52 anos, é pedagoga e coordenadora regional de Educação em Pernambuco
Após 25 anos de experiência, a educadora que conhece como poucos o seu Estado, enfrenta agora o desafio de preparar e acompanhar a primeira escola Sesc com educação integral da região. Cerca de 300 alunos passam a receber a educação curricular do ensino infantil e fundamental, além de alimentação, aulas de arte, esporte e outros projetos pedagógicos.
“Quando, na minha vida, imaginei que ia conhecer Bodocó, Araripirina, Ouricuri?”, pergunta, rouca do cansaço das últimas viagens à Goiana, Risonete Assis de Lima, 52, coordenadora regional da área de Educação em Pernambuco referindo-se aos municípios do interior. Há 25 anos no Sesc, a pedagoga que entrou ainda estagiária na instituição, valoriza o conhecimento que as incursões ao interior trouxeram para a sua vida. Conhecer as pessoas, a cultura local, levar oportunidade de aprendizado para regiões carentes é o que Rosinete carrega de melhor da trajetória profissional.

A pedagoga viveu de perto a realidade da região: “Eu ia chegando ao município e pelo caminho já via o chão endurecido, as carcaças de animais, já ia sentindo o clima árido. Ao conversar com os professores locais eles relatavam as dificuldades que as famílias estavam vivendo. Em cidades que viviam da produção do queijo, por exemplo, quando havia seca tudo era prejudicado. Eu vi a dificuldade que é viver onde há seca. Vivenciei a dureza do sertão.”, conta.

Risonete também carrega a esperança de quem vive a renovação. “No Sesc, como o trabalho com educação permeia tudo, a formação da pessoa é o nosso objetivo e eu trabalho diretamente com isso, com a formação dos profissionais que irão formar os alunos. É gratificante ver a oportunidade surgindo, promovê-la e percebê-la no cotidiano.” A renovação e a falta de rotina são motores da atividade da pedagoga, mas nem sempre foi fácil de lidar com a correria do dia a dia, com a necessidade de disponibilidade, com a ausência de casa.

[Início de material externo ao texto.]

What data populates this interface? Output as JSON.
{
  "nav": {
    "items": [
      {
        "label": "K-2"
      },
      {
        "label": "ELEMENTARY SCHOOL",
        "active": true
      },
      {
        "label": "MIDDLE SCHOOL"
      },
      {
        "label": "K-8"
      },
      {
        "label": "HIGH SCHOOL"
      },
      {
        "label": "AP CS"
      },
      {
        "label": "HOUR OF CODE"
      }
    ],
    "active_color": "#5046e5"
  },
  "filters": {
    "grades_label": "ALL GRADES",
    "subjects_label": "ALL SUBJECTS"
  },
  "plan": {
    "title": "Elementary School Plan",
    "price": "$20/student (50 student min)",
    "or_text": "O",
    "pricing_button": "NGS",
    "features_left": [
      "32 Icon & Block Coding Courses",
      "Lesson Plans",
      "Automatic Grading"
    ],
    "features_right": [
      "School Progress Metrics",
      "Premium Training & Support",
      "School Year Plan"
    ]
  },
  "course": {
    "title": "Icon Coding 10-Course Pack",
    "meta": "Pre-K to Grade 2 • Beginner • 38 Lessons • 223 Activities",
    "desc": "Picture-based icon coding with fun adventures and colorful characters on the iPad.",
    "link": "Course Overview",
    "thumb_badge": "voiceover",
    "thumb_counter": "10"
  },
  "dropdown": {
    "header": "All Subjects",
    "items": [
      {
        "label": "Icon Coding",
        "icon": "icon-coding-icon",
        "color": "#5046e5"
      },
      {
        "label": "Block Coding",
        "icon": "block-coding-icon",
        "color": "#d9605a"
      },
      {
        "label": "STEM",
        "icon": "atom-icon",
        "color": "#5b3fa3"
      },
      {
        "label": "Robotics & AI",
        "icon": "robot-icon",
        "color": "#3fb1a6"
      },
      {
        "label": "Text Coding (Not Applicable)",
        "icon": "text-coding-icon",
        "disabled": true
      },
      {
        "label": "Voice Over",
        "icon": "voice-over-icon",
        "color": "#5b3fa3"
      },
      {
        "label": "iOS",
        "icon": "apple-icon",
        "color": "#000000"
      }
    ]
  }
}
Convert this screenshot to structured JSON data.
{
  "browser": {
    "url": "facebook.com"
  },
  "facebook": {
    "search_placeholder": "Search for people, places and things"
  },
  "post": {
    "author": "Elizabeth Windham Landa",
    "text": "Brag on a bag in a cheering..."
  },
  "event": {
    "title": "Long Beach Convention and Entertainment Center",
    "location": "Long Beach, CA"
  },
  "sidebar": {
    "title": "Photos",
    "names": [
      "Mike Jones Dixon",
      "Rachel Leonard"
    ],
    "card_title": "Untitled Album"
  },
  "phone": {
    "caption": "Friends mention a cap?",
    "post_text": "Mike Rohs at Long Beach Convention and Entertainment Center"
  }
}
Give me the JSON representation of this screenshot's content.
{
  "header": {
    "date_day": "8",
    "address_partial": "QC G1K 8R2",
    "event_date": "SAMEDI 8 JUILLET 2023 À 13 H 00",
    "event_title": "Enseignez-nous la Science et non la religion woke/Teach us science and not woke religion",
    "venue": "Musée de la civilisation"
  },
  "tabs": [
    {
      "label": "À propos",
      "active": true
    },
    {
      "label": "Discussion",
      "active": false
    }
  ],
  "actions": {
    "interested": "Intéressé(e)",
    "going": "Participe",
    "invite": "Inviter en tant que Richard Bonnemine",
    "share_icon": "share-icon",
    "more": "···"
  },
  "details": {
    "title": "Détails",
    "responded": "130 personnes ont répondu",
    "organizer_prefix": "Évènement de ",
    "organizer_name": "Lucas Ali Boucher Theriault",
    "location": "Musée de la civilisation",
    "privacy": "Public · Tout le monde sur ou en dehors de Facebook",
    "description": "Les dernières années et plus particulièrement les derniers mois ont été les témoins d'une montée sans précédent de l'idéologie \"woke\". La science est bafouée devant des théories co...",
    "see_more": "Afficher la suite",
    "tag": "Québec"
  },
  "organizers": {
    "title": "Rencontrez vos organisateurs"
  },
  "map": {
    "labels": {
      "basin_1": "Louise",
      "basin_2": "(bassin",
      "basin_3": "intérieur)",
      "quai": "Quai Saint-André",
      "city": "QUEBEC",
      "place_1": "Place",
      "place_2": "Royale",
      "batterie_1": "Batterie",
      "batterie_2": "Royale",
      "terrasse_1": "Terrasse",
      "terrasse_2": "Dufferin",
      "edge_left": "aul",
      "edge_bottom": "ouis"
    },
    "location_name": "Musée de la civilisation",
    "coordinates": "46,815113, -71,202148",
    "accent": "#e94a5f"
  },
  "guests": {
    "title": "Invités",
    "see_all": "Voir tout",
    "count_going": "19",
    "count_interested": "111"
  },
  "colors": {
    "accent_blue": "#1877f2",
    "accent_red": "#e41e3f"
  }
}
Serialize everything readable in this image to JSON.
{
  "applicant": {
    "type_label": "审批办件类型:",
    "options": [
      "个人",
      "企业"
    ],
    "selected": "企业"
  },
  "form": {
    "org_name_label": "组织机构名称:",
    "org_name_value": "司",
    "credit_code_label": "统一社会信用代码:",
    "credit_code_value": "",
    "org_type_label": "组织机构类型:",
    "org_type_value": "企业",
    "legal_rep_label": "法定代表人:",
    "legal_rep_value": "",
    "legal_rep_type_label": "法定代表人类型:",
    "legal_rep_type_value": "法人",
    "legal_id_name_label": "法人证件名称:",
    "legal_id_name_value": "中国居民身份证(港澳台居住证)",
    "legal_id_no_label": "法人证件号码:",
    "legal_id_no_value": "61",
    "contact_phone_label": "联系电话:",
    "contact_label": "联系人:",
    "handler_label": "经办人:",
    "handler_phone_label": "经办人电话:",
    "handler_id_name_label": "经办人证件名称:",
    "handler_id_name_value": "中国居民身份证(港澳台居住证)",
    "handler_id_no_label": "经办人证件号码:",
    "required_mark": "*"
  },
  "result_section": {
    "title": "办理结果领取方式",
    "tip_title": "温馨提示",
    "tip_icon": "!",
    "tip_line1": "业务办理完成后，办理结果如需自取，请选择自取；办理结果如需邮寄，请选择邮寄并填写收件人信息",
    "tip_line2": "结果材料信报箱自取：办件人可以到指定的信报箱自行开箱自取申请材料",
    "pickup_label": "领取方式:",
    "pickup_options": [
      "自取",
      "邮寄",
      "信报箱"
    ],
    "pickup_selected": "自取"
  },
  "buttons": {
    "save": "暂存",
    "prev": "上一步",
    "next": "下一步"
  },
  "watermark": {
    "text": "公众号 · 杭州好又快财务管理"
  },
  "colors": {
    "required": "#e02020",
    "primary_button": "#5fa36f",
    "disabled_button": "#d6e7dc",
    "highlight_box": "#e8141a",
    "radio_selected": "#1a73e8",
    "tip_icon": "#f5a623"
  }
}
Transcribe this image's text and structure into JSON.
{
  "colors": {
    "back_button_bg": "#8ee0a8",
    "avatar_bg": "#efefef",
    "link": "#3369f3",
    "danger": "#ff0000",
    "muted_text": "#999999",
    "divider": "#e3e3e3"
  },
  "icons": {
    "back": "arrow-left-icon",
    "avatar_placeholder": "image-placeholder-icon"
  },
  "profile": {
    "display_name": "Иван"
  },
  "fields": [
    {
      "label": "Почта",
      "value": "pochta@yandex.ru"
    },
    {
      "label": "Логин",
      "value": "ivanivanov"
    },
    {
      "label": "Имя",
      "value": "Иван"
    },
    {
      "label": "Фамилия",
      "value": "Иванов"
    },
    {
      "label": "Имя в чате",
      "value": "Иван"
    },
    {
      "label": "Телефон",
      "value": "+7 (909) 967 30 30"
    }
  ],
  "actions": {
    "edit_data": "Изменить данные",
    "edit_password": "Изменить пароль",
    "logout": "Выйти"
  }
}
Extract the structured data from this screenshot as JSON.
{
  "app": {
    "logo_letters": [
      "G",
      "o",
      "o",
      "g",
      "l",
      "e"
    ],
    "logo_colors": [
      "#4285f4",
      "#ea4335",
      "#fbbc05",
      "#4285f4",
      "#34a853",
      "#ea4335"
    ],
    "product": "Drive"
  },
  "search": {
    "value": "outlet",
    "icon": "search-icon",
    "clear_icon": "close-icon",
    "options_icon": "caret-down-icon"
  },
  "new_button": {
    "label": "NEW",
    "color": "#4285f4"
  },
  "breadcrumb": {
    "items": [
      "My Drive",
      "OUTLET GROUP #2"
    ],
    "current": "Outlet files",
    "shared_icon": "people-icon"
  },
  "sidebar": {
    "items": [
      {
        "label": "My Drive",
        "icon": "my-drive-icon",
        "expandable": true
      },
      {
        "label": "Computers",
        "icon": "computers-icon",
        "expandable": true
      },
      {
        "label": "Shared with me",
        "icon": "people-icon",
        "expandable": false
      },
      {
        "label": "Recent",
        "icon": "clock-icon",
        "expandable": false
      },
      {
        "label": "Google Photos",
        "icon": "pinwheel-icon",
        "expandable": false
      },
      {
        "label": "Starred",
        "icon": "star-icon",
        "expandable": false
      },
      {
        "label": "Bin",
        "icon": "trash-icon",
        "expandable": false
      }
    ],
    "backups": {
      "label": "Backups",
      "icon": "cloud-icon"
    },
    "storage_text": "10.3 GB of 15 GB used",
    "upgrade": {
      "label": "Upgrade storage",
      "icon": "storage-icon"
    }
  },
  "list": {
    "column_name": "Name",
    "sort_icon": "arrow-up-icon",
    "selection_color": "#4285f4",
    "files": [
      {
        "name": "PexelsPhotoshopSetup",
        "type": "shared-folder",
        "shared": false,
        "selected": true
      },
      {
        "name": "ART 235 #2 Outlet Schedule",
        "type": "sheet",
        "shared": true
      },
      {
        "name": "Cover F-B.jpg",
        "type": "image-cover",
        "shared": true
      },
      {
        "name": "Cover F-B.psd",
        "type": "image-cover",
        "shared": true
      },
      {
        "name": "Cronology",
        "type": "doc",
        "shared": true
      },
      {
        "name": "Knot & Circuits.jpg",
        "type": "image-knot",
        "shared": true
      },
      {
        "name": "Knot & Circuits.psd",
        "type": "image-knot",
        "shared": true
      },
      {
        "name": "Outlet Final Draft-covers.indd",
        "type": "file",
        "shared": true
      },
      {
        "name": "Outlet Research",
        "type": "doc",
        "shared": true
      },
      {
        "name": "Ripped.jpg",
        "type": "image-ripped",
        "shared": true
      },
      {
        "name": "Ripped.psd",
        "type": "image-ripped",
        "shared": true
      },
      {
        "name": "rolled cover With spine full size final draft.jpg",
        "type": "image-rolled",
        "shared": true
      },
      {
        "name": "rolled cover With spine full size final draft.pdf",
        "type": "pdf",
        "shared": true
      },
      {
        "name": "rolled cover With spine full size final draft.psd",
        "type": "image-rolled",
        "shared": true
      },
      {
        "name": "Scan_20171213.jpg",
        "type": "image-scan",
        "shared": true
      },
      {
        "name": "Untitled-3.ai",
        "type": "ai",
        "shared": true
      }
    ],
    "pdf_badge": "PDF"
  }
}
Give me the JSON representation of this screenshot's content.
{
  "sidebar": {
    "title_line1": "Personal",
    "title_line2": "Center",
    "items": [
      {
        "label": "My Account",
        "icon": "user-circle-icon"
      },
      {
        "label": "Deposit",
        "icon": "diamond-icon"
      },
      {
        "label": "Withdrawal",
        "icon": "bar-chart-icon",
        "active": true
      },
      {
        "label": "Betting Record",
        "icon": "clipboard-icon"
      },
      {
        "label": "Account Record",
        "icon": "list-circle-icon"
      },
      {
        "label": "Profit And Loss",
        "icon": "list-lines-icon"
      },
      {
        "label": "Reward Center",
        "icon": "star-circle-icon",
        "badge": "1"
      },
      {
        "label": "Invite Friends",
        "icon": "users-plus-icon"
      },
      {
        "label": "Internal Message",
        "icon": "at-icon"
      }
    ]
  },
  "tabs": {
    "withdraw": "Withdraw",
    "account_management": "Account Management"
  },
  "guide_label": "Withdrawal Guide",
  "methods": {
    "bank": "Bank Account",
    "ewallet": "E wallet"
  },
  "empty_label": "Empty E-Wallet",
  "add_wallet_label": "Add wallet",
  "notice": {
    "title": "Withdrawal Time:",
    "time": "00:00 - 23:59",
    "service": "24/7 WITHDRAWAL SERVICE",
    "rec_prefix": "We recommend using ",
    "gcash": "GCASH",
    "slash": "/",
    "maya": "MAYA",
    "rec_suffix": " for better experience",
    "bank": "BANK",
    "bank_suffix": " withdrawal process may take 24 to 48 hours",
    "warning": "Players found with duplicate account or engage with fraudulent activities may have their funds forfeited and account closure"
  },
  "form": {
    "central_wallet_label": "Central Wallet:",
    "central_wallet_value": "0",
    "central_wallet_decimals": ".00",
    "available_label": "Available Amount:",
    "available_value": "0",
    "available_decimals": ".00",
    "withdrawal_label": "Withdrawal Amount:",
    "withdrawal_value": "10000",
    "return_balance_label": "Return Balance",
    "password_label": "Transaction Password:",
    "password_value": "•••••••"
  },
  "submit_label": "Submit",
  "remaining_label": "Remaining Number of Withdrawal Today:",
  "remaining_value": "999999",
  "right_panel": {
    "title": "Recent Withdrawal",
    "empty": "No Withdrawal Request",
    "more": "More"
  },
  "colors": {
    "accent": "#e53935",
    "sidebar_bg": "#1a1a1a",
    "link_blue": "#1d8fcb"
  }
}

A vida da mulher ainda é mais marcada pela extenuante rotina que se estende além do trabalho, que cerca os cuidados a casa e com a família. Quando Risonete conheceu o marido, já trabalhava no Sesc, então a compreensão com as viagens foi sendo assimilada. Já com o filho a história nem sempre foi tranquila de lidar: “Quando ele era pequeno, muitas vezes eu chegava em casa e ele nem olhava pra mim, praticamente não me reconhecia.”, relembra.

A recompensa é perceber-se cuidando e apoiando o futuro de mais de 3 mil crianças que estudam nas 13 unidades do Sesc em Pernambuco. Risonete coordena diretamente 30 profissionais (na maioria mulheres) responsáveis pelo conteúdo pedagógico das escolas de ensino infantil e fundamental, além das atividades de educação complementar. Ela lida com o desenvolvimento das unidades, que inclui a atual implementação na unidade de Goiana, município litorâneo de mais de 75 mil habitantes a 60 km de distância de Recife.

A cidade recebeu dia 10 de fevereiro, a primeira escola Sesc com educação integral do Estado. Cerca de 300 alunos recebem a educação curricular do ensino infantil e fundamental, além de alimentação, aulas de arte, esporte e outros projetos pedagógicos.

A escola é o novo desafio da carreira de Risonete, que precisa, claro, continuar viajando para acompanhar o desenvolvimento do programa e “colocar a nova escola pra funcionar.” A preparação começou em agosto de 2013 e envolveu seleção e treinamento da equipe de professores e outros funcionários. O passo subsequente foi divulgar a escola na comunidade.

“A expectativa da chegada de uma unidade do Sesc é sempre grande porque não envolve apenas a escola, como neste caso, mas também acesso à lazer, com parque aquático, mais oferta de cultura, com teatro, galeria de arte.”, diz Risonete.

Em Goiana, implementar a escola significou marcar muitas reuniões com as famílias nos períodos pré e pós-inscrição. E embora a presença maciça ainda seja a das mães no acompanhamento dos filhos, nestes 25 anos de estrada, Rinosete percebeu uma mudança no perfil dessas mulheres: elas estão mais questionadoras. “Elas conhecem mais os seus direitos, vão à escola perguntar, querem conhecer a proposta pedagógica...”, conta. “Muitas vezes chegam à sala de aula com a lei impressa, em mãos, para perguntar alguma coisa garantindo-se na lei.”, relata. A diferença se reflete nos alunos, com a informação chegando mais rápido e acessível, com a tomada de posição das mães, a criança de hoje também já questiona mais em sala de aula.